La journée avait commencé tôt pour les sympathisants d’Écologie Ottawa ! À 8H30 du matin, une heure avant que la réunion du Comité ne commence, plus de 200 Ottaviens s’étaient ralliés à l’extérieur de la Mairie pour demander une action plus forte et plus audacieuse sur le climat. Avec des pancartes créatives à la main, des personnes de tous âges sont arrivées à pied, en vélo ou par transport public, incarnant le futur plus vert et plus sain pour lequel nous nous battons tous.

Arrivant ensemble avec des slogans comme « Défendons notre communautée, défendons notre climat !», nous avons d’abord écouté Robb Barnes, le Directeur Exécutif d’Écologie Ottawa sur le choix entre des désastres climatiques et des solutions audacieuses qui défendent notre climat et construisent une ville meilleure.

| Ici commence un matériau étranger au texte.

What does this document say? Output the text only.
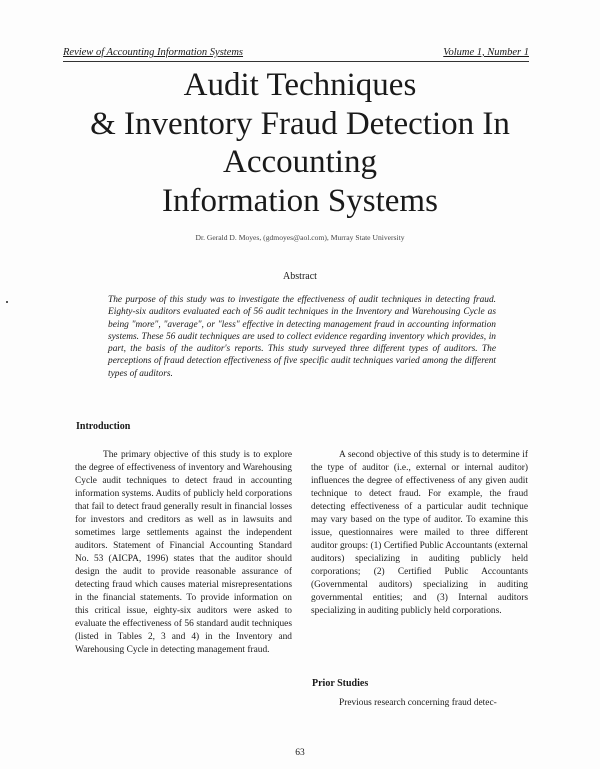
Review of Accounting Information Systems	Volume 1, Number 1
Audit Techniques
& Inventory Fraud Detection In
Accounting
Information Systems
Dr. Gerald D. Moyes, (gdmoyes@aol.com), Murray State University
Abstract

The purpose of this study was to investigate the effectiveness of audit techniques in detecting fraud. Eighty-six auditors evaluated each of 56 audit techniques in the Inventory and Warehousing Cycle as being "more", "average", or "less" effective in detecting management fraud in accounting information systems. These 56 audit techniques are used to collect evidence regarding inventory which provides, in part, the basis of the auditor's reports. This study surveyed three different types of auditors. The perceptions of fraud detection effectiveness of five specific audit techniques varied among the different types of auditors.

Introduction

The primary objective of this study is to explore the degree of effectiveness of inventory and Warehousing Cycle audit techniques to detect fraud in accounting information systems. Audits of publicly held corporations that fail to detect fraud generally result in financial losses for investors and creditors as well as in lawsuits and sometimes large settlements against the independent auditors. Statement of Financial Accounting Standard No. 53 (AICPA, 1996) states that the auditor should design the audit to provide reasonable assurance of detecting fraud which causes material misrepresentations in the financial statements. To provide information on this critical issue, eighty-six auditors were asked to evaluate the effectiveness of 56 standard audit techniques (listed in Tables 2, 3 and 4) in the Inventory and Warehousing Cycle in detecting management fraud.

A second objective of this study is to determine if the type of auditor (i.e., external or internal auditor) influences the degree of effectiveness of any given audit technique to detect fraud. For example, the fraud detecting effectiveness of a particular audit technique may vary based on the type of auditor. To examine this issue, questionnaires were mailed to three different auditor groups: (1) Certified Public Accountants (external auditors) specializing in auditing publicly held corporations; (2) Certified Public Accountants (Governmental auditors) specializing in auditing governmental entities; and (3) Internal auditors specializing in auditing publicly held corporations.

Prior Studies

Previous research concerning fraud detec-

63
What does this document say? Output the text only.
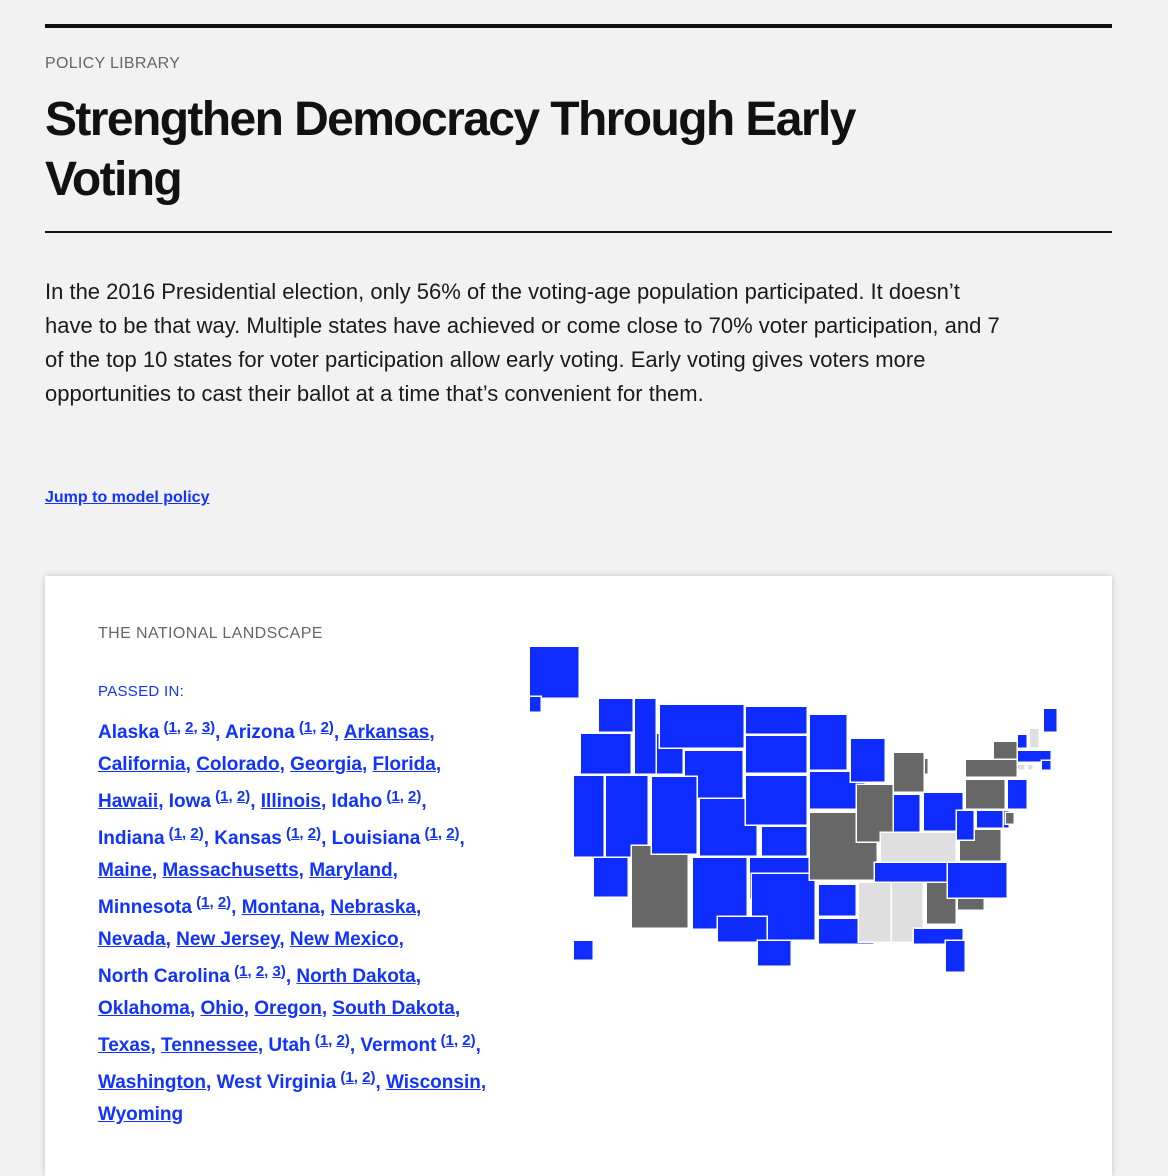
POLICY LIBRARY
Strengthen Democracy Through Early Voting

In the 2016 Presidential election, only 56% of the voting-age population participated. It doesn’t have to be that way. Multiple states have achieved or come close to 70% voter participation, and 7 of the top 10 states for voter participation allow early voting. Early voting gives voters more opportunities to cast their ballot at a time that’s convenient for them.

Jump to model policy
THE NATIONAL LANDSCAPE
PASSED IN:
Alaska $^{(1, 2, 3)}$, Arizona $^{(1, 2)}$, Arkansas, California, Colorado, Georgia, Florida, Hawaii, Iowa $^{(1, 2)}$, Illinois, Idaho $^{(1, 2)}$, Indiana $^{(1, 2)}$, Kansas $^{(1, 2)}$, Louisiana $^{(1, 2)}$, Maine, Massachusetts, Maryland, Minnesota $^{(1, 2)}$, Montana, Nebraska, Nevada, New Jersey, New Mexico, North Carolina $^{(1, 2, 3)}$, North Dakota, Oklahoma, Ohio, Oregon, South Dakota, Texas, Tennessee, Utah $^{(1, 2)}$, Vermont $^{(1, 2)}$, Washington, West Virginia $^{(1, 2)}$, Wisconsin, Wyoming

Le Conseiller Shawn Menard, auteur de la motion sur l’urgence climatique, a parlé non seulement des détails de la motion, mais aussi du fait qu’il est temps de réclamer des solutions auprès de nos politiciens. 

« Pendant trop longtemps, les politiciens ont hésité sur cette question. Nous ne demandons pas le changement, nous le commandons ! » a dit le Conseiller Menard, provoquant les acclamations et les applaudissement de la foule.

Ainsley Skelly, élève de niveau 12 d’une école secondaire de Népean, a aussi parlé au rassemblement, s’adressant au public et parlant de son expérience en tant que jeune personne grandissant dans une période de catastrophe climatique, des effets sur la santé psychique et physique que les changements climatiques auront sur notre communautée, et du besoin d’une action rapide des représentants gouvernementaux. 

Après les discours mobilisateurs de Angela Keller-Herzog et de Émilie Taman, les Grand-Mères en Colère nous ont tous entrainés dans deux chansons, sur baisser la chaleur, et sur intensifier l’ambition dans la ville d’Ottawa.  

Ceux qui étaient rassemblés dehors étaient optimistes – il est difficile de ne pas l’être quand vous êtes entourés de tellement de personnes, de tous horizons de vie, s’unissant toutes derrière une cause unique – cependant, ceci ne veut pas dire que la foule n’était pas féroce ! Par deux fois, durant le rassemblement, la foule s’est unie dans des slogans pleins d’entrain demandant « Où est notre Maire ? ». Dans les airs était palpable le désir fort que le Conseil prenne position, déclare l’état d’urgence sur le climat et finalement prenne le changement climatique sérieusement pour ce qu’il est à savoir une crise.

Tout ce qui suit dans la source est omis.